Outdoor Museum in Cleburne, Texas

The Chisholm Trail Outdoor Museum in Cleburne, Texas is an outdoor museum that celebrates the Chisholm Trail.

The museum features a number of original, and recreated buildings, including the oldest surviving log Courthouse in Texas, from 1855. The museum also features a Western Memorabilia Museum, featuring items belonging to former Fort Worth city manager Douglas Harman.

Other attractions include a working blacksmith shop, a restored 19th-century stagecoach, a Texas Rangers and Civil War Museum, and a petting zoo.

== Big Bear Native American Museum ==
The Big Bear Native American Museum is located on the site, displaying the collection of Leonard "Big Bear" Beal, with items related to his own life traveling and working throughout he united states, including a short stint as a professional wrestler under the ring names Cowboy Beal and Tex Beal.

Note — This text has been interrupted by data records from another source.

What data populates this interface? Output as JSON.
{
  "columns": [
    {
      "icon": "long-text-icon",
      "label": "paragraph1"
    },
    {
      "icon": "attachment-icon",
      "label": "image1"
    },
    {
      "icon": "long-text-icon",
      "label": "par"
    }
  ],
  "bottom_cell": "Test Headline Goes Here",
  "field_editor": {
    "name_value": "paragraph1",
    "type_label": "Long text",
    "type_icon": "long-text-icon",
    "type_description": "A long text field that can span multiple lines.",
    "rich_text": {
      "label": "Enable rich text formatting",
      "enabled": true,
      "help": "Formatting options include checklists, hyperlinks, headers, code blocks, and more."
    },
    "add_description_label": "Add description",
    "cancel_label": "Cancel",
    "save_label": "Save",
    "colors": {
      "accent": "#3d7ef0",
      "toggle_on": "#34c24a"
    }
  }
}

The collection features a number of artifacts, weapons and tools, as well as a number of local crafts and photographs related to the Native Americans in the region.

== Other Chisholm Trail museums ==
There are other museums dedicated to the Chisholm Trail in Kingfisher, Oklahoma (The Chisholm), in Wellington, Kansas (the Chisolm Trail Museum), in Duncan, Oklahoma (the Chisholm Trail Heritage Center), and the Chisholm Trail Heritage Museum in Cuero, Texas. The museum in Waurika, Oklahoma (the Chisholm Trail Historical Museum) is now closed.